Igniting communication through cable
Submarine cables form the critical network that maintain personal and professional relationships – they hold families together, while enabling the international corporate infrastructure to flourish when – 25 years ago – it wouldn’t have been possible.
“You cannot use the internet now without submarines, either for professional or personal usage. It's just impossible,” Didier points out. “And it’s physical stuff. I really like this compelling combination of new technologies and traditional onboard operations. You will always need to have seafarers capable of handling the cable, cutting it, joining it and manipulating it.”
“It is the same type of skill that would have been used more than a century before. It's not only software or artificial intelligence that holds the key to sustainability. You need to have real people,” he adds.
The international pandemic has brought the role of submarine cable networks into the sharpest of focus – video conferences have become the fabric of our lives and, consequently, millions of miles of travelling have been taken out of the equation. The crisis has actually demonstrated what is possible by using remote technology.
“Most of the video meetings that have taken place globally have used submarine cable,” says Didier. “It enabled the world to continue to work, even if people stayed at home without commuting. By maintaining communications between continents; between countries and between islands, I think that we've become a pivotal part of the solution.”
In the past 18 months it has become obvious that submarine cables are a critical asset for all countries and the entire world. Even small islands now receive their connectivity through submarine cables. A prime example is Saint Helena – in the middle of the Atlantic – which has been connected by Orange Marine in the last couple of months.
There are several notable tech companies that also know the vital importance of submarine cables, especially when it comes to economics and rapid responses. “Our industry has had huge investment from Google, Amazon and Facebook. It's interesting to hold discussions with these companies because they keep telling us that they will require many more cables in the future,” says Didier.

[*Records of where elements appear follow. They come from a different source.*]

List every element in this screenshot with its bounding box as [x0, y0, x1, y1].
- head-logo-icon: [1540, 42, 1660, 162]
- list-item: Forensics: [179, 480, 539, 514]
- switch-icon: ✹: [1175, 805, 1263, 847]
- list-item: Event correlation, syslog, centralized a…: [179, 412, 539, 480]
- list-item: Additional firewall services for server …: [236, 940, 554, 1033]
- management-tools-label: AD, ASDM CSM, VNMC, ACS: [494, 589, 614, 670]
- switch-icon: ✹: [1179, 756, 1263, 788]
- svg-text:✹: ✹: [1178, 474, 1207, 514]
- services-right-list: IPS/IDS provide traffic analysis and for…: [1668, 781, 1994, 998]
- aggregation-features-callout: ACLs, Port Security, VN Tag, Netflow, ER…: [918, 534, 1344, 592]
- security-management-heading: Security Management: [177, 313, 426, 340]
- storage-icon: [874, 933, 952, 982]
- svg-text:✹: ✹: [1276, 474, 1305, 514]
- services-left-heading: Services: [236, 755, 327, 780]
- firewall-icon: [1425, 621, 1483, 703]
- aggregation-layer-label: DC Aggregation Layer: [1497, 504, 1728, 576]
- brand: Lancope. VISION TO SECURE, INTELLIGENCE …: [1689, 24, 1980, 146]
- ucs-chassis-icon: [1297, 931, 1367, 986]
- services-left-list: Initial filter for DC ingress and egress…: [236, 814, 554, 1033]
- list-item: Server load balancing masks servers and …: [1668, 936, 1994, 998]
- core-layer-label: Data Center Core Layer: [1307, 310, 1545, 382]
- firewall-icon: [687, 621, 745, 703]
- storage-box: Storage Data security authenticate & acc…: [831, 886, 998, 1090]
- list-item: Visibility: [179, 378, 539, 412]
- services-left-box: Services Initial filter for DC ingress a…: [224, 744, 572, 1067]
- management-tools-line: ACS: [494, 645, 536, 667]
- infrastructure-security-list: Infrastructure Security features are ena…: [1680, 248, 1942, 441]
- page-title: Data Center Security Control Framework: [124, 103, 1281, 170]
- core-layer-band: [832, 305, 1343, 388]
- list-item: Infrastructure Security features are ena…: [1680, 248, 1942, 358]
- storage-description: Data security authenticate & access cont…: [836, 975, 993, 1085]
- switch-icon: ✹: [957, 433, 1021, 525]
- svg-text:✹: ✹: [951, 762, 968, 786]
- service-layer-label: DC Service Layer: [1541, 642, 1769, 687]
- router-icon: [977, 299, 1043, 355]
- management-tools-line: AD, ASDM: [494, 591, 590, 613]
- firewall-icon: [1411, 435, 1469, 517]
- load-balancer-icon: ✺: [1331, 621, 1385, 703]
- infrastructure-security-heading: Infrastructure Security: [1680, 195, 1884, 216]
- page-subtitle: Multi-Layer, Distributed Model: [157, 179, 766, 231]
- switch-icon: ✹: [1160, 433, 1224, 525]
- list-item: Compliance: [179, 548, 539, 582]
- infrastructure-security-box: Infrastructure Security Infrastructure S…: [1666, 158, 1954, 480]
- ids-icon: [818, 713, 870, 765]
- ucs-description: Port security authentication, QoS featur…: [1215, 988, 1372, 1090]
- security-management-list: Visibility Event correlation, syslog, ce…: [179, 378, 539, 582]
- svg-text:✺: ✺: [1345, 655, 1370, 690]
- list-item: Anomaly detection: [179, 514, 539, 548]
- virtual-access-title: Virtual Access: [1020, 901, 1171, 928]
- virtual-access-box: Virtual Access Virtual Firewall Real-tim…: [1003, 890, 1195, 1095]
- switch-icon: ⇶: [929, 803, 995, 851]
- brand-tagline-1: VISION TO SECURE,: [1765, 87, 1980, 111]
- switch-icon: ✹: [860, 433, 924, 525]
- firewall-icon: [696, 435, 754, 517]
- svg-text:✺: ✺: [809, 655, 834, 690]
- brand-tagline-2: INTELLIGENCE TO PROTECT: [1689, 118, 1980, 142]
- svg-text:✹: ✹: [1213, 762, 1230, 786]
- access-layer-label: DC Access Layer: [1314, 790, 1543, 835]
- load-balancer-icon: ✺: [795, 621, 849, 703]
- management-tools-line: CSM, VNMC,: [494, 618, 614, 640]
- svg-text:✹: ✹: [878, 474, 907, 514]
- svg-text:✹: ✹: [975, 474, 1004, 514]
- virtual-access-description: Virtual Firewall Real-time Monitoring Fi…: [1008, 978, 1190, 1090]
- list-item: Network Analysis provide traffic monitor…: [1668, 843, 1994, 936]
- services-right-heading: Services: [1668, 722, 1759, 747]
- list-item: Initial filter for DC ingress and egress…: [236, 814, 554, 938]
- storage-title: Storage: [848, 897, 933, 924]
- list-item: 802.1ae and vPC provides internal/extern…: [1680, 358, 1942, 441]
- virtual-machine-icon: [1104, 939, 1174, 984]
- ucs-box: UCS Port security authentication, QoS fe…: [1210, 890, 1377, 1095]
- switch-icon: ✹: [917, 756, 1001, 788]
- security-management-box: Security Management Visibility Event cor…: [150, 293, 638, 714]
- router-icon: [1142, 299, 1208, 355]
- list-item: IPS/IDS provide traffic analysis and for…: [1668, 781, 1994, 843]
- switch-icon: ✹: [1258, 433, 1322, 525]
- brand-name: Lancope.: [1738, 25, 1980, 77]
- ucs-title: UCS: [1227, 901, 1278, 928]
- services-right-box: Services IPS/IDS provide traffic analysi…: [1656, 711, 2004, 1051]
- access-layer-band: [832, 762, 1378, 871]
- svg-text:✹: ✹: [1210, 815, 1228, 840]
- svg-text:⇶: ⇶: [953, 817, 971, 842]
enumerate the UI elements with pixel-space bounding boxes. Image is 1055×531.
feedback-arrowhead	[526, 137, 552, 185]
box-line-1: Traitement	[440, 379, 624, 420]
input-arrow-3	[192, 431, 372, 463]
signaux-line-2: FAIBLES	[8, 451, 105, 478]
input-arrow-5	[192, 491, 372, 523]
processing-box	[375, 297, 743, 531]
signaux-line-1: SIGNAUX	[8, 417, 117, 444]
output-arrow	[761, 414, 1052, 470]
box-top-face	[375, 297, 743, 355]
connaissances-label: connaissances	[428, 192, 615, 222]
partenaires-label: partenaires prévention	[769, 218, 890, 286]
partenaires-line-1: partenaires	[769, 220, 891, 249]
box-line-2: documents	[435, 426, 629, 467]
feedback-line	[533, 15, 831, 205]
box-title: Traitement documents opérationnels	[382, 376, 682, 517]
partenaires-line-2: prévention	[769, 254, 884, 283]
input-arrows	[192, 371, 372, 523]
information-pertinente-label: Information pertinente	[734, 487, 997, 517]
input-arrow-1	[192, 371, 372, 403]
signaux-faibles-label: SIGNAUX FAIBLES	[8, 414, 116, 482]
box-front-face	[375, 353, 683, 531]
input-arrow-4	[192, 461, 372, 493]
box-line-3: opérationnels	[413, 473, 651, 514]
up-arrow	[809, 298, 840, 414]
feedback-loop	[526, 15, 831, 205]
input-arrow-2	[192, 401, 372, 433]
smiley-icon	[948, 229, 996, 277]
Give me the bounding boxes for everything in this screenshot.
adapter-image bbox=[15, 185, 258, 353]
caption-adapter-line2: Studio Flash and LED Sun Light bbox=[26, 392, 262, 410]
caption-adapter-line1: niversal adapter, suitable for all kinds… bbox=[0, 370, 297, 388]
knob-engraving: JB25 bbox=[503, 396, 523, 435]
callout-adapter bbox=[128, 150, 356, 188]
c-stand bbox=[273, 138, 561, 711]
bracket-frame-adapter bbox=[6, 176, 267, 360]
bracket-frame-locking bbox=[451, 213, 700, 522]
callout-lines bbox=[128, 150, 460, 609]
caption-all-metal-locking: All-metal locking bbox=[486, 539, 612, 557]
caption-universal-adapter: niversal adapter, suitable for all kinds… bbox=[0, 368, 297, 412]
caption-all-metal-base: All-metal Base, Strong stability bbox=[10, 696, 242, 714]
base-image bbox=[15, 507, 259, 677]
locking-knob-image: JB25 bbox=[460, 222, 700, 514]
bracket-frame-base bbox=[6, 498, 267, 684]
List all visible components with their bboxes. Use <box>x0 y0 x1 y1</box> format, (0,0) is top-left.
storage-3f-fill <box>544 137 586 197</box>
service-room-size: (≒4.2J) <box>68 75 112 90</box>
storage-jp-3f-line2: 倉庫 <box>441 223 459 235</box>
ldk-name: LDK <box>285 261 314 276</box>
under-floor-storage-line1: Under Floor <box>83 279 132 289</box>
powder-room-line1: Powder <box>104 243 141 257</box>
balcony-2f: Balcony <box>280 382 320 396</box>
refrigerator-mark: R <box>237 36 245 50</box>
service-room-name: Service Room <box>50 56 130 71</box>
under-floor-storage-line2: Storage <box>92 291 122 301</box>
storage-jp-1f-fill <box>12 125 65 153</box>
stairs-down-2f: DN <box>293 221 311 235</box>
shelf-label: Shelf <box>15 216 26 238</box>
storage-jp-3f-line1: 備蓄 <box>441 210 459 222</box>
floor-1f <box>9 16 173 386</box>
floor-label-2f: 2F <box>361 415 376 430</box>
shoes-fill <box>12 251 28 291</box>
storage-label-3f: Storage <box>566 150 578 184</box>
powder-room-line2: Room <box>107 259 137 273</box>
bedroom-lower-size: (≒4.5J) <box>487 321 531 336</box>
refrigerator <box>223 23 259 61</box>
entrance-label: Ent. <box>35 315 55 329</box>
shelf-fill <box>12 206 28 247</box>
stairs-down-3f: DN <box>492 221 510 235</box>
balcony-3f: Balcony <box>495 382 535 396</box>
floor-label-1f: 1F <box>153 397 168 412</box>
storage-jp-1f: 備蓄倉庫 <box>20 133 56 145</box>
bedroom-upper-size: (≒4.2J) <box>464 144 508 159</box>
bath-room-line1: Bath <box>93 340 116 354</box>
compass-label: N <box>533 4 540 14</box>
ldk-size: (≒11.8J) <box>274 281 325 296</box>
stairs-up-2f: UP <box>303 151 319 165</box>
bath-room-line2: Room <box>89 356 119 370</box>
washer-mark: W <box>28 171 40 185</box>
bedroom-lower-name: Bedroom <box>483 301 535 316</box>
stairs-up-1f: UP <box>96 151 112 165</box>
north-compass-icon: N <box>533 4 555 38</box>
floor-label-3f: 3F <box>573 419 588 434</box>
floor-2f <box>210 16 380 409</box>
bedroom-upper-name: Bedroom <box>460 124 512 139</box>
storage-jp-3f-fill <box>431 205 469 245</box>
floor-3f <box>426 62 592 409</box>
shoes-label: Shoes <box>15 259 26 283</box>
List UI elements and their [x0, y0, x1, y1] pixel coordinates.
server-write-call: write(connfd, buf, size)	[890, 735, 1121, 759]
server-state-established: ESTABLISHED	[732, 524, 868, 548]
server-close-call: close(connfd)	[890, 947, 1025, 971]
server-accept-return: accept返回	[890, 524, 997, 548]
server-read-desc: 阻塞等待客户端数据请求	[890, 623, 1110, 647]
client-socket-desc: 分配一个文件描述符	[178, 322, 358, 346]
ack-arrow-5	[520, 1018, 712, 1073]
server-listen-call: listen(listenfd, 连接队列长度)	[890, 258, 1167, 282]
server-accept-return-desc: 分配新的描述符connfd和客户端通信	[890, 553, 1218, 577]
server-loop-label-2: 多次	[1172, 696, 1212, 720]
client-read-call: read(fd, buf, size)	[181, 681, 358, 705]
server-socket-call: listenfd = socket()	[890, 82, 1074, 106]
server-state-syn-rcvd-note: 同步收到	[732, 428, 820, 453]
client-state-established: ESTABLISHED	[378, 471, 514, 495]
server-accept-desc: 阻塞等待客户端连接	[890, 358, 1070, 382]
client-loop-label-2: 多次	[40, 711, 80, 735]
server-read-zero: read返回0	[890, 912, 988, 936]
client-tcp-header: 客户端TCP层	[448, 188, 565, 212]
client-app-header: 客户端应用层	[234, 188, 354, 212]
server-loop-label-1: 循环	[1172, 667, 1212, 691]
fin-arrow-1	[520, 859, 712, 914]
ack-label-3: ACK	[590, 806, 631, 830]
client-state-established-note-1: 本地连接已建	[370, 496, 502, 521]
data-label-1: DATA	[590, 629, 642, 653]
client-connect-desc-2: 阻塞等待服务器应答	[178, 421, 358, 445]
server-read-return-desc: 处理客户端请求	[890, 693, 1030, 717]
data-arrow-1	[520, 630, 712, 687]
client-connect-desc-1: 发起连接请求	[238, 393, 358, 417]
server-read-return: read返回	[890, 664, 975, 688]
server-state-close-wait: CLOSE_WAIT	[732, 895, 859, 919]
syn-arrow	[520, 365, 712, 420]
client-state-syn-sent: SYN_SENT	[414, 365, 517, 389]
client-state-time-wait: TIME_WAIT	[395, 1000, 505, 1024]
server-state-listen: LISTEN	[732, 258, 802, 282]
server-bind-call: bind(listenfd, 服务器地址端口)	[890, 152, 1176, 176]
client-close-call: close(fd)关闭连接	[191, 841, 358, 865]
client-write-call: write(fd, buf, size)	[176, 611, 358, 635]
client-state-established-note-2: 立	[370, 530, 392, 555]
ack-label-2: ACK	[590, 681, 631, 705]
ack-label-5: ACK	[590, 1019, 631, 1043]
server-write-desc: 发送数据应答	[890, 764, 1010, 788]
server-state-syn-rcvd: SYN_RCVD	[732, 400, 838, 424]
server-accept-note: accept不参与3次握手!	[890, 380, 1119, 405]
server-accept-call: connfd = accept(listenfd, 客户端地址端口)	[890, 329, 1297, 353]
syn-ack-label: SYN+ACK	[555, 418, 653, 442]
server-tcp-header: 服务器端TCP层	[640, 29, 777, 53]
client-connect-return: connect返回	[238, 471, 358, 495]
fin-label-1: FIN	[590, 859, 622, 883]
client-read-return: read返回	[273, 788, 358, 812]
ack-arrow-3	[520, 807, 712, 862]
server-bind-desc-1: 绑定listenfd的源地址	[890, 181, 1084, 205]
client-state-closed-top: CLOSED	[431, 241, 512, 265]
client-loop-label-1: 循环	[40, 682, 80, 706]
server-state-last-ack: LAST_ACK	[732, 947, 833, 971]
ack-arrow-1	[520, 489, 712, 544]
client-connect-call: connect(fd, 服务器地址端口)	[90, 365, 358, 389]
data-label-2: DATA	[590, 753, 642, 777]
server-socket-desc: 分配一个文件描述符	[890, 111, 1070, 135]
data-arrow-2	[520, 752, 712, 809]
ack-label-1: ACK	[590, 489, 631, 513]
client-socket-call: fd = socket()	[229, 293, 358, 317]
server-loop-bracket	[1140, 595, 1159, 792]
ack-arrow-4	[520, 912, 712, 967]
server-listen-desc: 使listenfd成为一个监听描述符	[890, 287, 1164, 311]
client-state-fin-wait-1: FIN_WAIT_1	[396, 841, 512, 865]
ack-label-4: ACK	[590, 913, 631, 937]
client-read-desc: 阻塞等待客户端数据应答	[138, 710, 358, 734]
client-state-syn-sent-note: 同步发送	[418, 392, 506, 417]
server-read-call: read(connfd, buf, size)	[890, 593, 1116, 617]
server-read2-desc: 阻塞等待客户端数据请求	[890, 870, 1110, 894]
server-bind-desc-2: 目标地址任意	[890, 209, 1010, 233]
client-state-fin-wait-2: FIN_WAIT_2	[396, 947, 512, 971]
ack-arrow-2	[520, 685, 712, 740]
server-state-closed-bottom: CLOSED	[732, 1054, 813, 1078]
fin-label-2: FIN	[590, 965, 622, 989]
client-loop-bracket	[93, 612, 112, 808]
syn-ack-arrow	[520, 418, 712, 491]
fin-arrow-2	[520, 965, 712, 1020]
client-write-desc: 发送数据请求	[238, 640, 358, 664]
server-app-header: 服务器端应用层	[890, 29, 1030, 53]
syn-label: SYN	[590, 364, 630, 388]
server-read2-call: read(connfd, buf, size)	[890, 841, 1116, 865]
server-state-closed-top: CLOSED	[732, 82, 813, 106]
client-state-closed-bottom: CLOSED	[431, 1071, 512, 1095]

“When you add up these big players with the wider needs of the global community and the all-encompassing appetite for telecommunications, our industry’s future is in good health.”
In many ways, Orange Marine has enabled the future to be brought forward, but it couldn’t have come to fruition without the craftsmanship and toil of human beings on the high seas. And in a world of digitisation it is satisfying to know that humanity is still taking centre stage.